There are at least three types of warnings I’ve heard about the “dangers” of reading too much. The first worry is that by reading too much you will never have the chance to write and publish. The worry I guess is that if you spend your whole graduate career trying to read everything under the sun but never write anything, then inevitably you will not complete the dissertation. Call this the “neverending lit review” problem.

The second warning about reading too much is that it’s better to engage in face-to-face philosophical discussions, what some philosophers like to think as where “real” philosophy happens. I am in agreement, to a point. I love discussing philosophy, and will go all night. But reading a book is equivalent to having a one-sided conversation. And if the author is a genius, then reading their books is equivalent to having a conversation with a genius. How is that not valuable? The written words allows for the transmission of thought, and thoughts are meaningful whether they are spoken or not. Besides, how else are we going to learn from history? Dead people still have insightful things to tell us.

The third warning concerns the drying up of creative juices by letting others do your thinking for you. The worry is that by reading too much you become a kind of philosophical puppet. Here philosophers like to quote authorities to support their contention:

Reading, after a certain age, diverts the mind too much from its creative pursuits. Any man who reads too much and uses his own brain too little falls into lazy habits of thinking. ~ Albert Einstein

Reading is merely a surrogate for thinking for yourself; it means letting someone else direct your thoughts. ~Schopenhauer

I take it this last concern is that by reading too much, you dilute your mind with other people’s opinions instead of coming up with “your own” view. However, grad students who say these things in practice end up in a worse predicament than adopting the views of people they read: adopting the view of just one person: their adviser! Realistically, what are the chances that a single person at a single institution has all the answers? Slim to none. Better to seek the opinion of many experts, not just one, otherwise you risk philosophical myopia.
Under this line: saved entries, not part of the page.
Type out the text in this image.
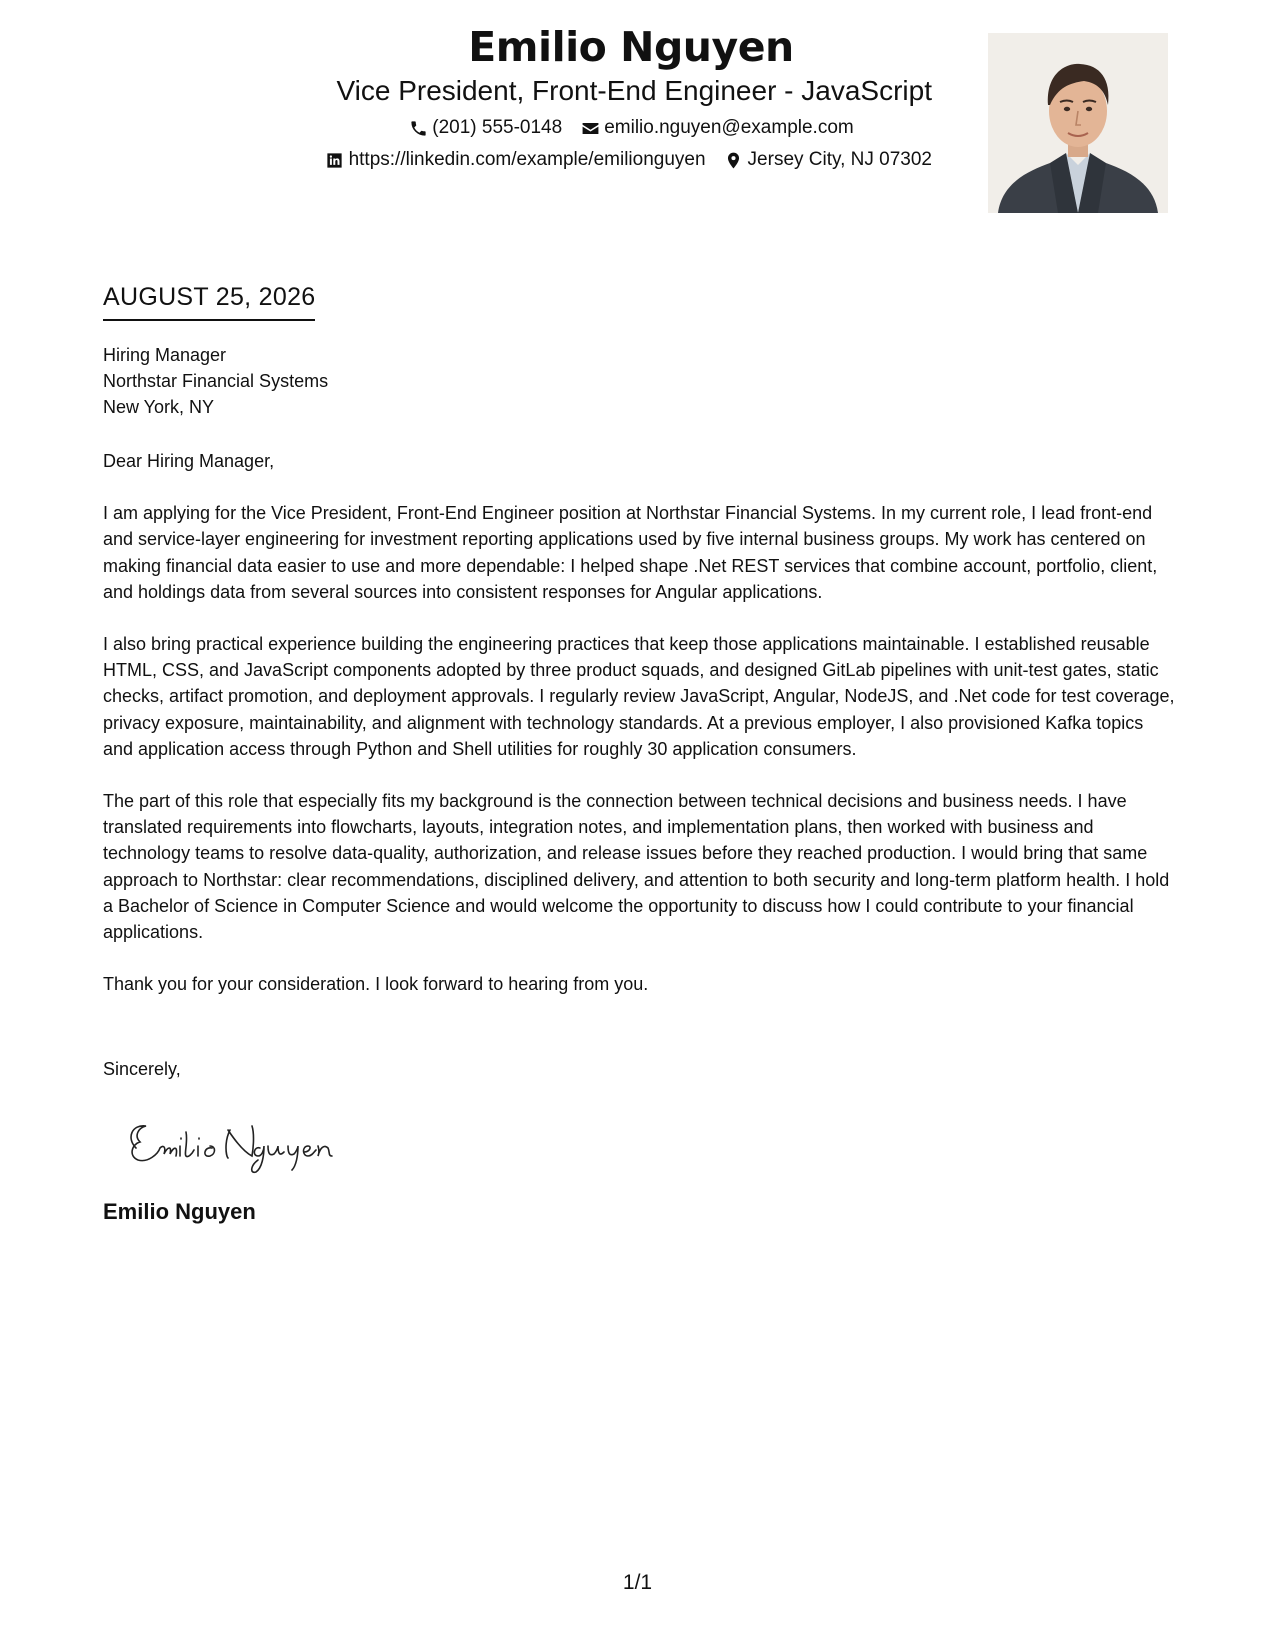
Emilio Nguyen
Vice President, Front-End Engineer - JavaScript
(201) 555-0148 emilio.nguyen@example.com
https://linkedin.com/example/emilionguyen Jersey City, NJ 07302
AUGUST 25, 2026
Hiring Manager
Northstar Financial Systems
New York, NY

Dear Hiring Manager,

I am applying for the Vice President, Front-End Engineer position at Northstar Financial Systems. In my current role, I lead front-end and service-layer engineering for investment reporting applications used by five internal business groups. My work has centered on making financial data easier to use and more dependable: I helped shape .Net REST services that combine account, portfolio, client, and holdings data from several sources into consistent responses for Angular applications.

I also bring practical experience building the engineering practices that keep those applications maintainable. I established reusable HTML, CSS, and JavaScript components adopted by three product squads, and designed GitLab pipelines with unit-test gates, static checks, artifact promotion, and deployment approvals. I regularly review JavaScript, Angular, NodeJS, and .Net code for test coverage, privacy exposure, maintainability, and alignment with technology standards. At a previous employer, I also provisioned Kafka topics and application access through Python and Shell utilities for roughly 30 application consumers.

The part of this role that especially fits my background is the connection between technical decisions and business needs. I have translated requirements into flowcharts, layouts, integration notes, and implementation plans, then worked with business and technology teams to resolve data-quality, authorization, and release issues before they reached production. I would bring that same approach to Northstar: clear recommendations, disciplined delivery, and attention to both security and long-term platform health. I hold a Bachelor of Science in Computer Science and would welcome the opportunity to discuss how I could contribute to your financial applications.

Thank you for your consideration. I look forward to hearing from you.

Sincerely,
Emilio Nguyen
1/1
Anyone who knows me well knows that I would fall into the “reading too much” category. I devour books and never get full.  But I daresay that my drive to read everything under the sun has not hampered my writing productivity, prevented me from publishing, or hampered my philosophical creativity. Quite the contrary as readers of this blog might guess. As for the point about letting others do my thinking, how could this be true if I often find myself silently shouting “No!” when I read something I disagree with? Reading can be a way to figure out where people stand on issues, and thus, a way to orient yourself in the conceptual landscape. It is possible to critically engage with a book, to highlight points of both alignment and contention.
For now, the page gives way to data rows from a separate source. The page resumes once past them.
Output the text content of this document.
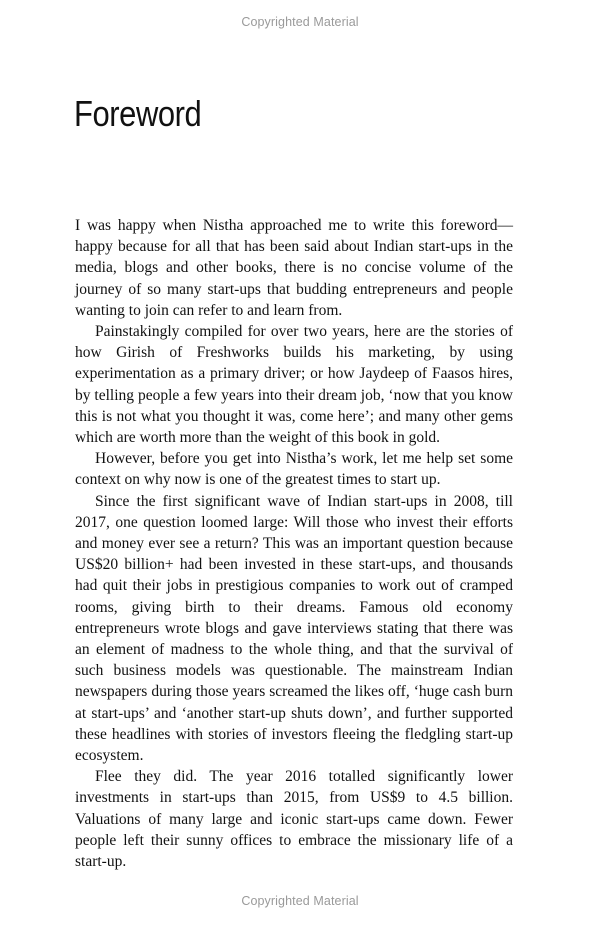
Copyrighted Material
Foreword

I was happy when Nistha approached me to write this foreword—happy because for all that has been said about Indian start-ups in the media, blogs and other books, there is no concise volume of the journey of so many start-ups that budding entrepreneurs and people wanting to join can refer to and learn from.

Painstakingly compiled for over two years, here are the stories of how Girish of Freshworks builds his marketing, by using experimentation as a primary driver; or how Jaydeep of Faasos hires, by telling people a few years into their dream job, ‘now that you know this is not what you thought it was, come here’; and many other gems which are worth more than the weight of this book in gold.

However, before you get into Nistha’s work, let me help set some context on why now is one of the greatest times to start up.

Since the first significant wave of Indian start-ups in 2008, till 2017, one question loomed large: Will those who invest their efforts and money ever see a return? This was an important question because US$20 billion+ had been invested in these start-ups, and thousands had quit their jobs in prestigious companies to work out of cramped rooms, giving birth to their dreams. Famous old economy entrepreneurs wrote blogs and gave interviews stating that there was an element of madness to the whole thing, and that the survival of such business models was questionable. The mainstream Indian newspapers during those years screamed the likes off, ‘huge cash burn at start-ups’ and ‘another start-up shuts down’, and further supported these headlines with stories of investors fleeing the fledgling start-up ecosystem.

Flee they did. The year 2016 totalled significantly lower investments in start-ups than 2015, from US$9 to 4.5 billion. Valuations of many large and iconic start-ups came down. Fewer people left their sunny offices to embrace the missionary life of a start-up.

Copyrighted Material
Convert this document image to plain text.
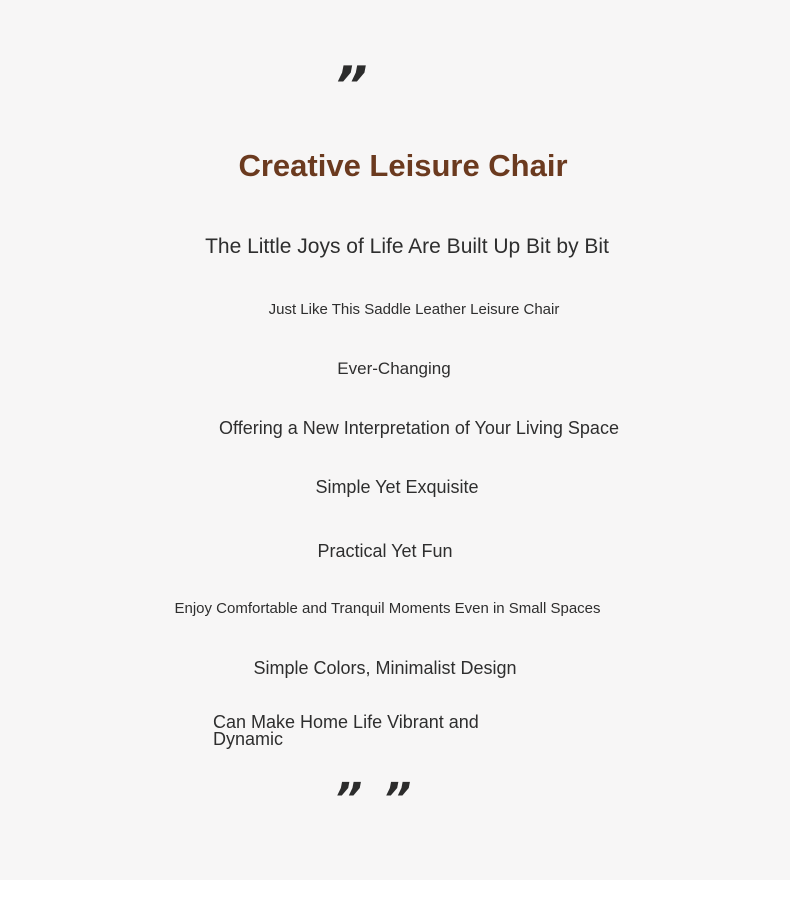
”
Creative Leisure Chair
The Little Joys of Life Are Built Up Bit by Bit
Just Like This Saddle Leather Leisure Chair
Ever-Changing
Offering a New Interpretation of Your Living Space
Simple Yet Exquisite
Practical Yet Fun
Enjoy Comfortable and Tranquil Moments Even in Small Spaces
Simple Colors, Minimalist Design
Can Make Home Life Vibrant and Dynamic
” ”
I take all this advice about reading too much to be a point about tradeoffs. You shouldn’t read all the time and never write your thoughts down and vice versa. You will fail as an academic (esp. a philosopher) if you never write anything down, but you will also fail if you never read anything. The flipside of “reading too much” is of course “reading too little”. The worry here is that if you don’t read extensively you take the very likely risk of reinventing the wheel, a great way to get banished to the sidelines of philosophical discourse.
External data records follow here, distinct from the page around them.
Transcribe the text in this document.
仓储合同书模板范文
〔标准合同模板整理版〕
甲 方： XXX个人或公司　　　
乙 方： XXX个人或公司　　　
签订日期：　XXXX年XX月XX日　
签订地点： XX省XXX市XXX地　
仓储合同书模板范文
In conclusion, my advice would be to maximize reading, writing, and thinking. Ceteris paribus, you should read as much as humanly possible without sacrificing writing and thinking. The ceteris clause is in there because there is a hint of truth in the advice about reading too much. If all you do is read, that is probably bad. But if you can also write and think while you read excessively, then wouldn’t that be better? Isn’t it a compliment for academics to say of someone else that “They are well read”? I would never take that as an insult.